Mais toutes les relectures ne sont pas couronnées de succès. Jean-David Morvan, par exemple, propose une version plus superficielle du personnage, qui s’attache davantage aux symboles qu’à leur signification profonde. Ses récits sont souvent perçus comme des citations gratuites de l’œuvre de Franquin, sans la finesse ou l’originalité des relectures précédentes. Cette approche atteint son apogée dans Paris-sous-Seine, où les clins d’œil à l’univers spiruvien deviennent des références vides de sens, banalisant les éléments clés de la série.

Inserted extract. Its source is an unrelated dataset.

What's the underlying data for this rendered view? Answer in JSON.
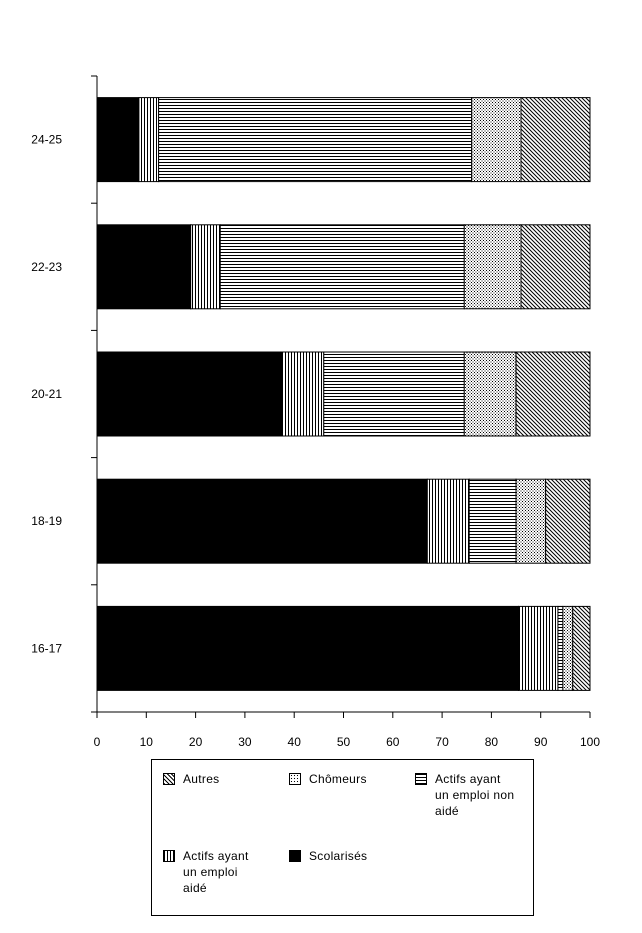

La relecture ultime : Émile Bravo et le retour aux origines
Dans cette valse des interprétations, Journal d’un ingénu d’Émile Bravo se distingue par son audace. Contrairement à Chaland, Bravo ne cherche pas à faire revivre les années 1950. Il préfère expliquer les origines du Spirou franquinien en le replaçant dans le contexte de la Deuxième Guerre mondiale. Son récit, loin d’être une simple relecture, devient une véritable genèse du personnage, offrant une explication psychologique à ses futures aventures. Bravo, par cette démarche, propose une boucle vertigineuse, reliant l’avant et l’après Franquin dans un même mouvement.
Spirou, un système ouvert
L’histoire de Spirou et Fantasio est celle d’un système en constante réinvention. Chaque auteur, à sa manière, a contribué à l’enrichir, à le modifier, tout en respectant, ou en transgressant, les règles établies par Franquin. Ce qui fait la force de cette série, c’est précisément cette ouverture à l’interprétation. Franquin, en inventant Spirou, n’a pas seulement créé un personnage : il a créé un lecteur.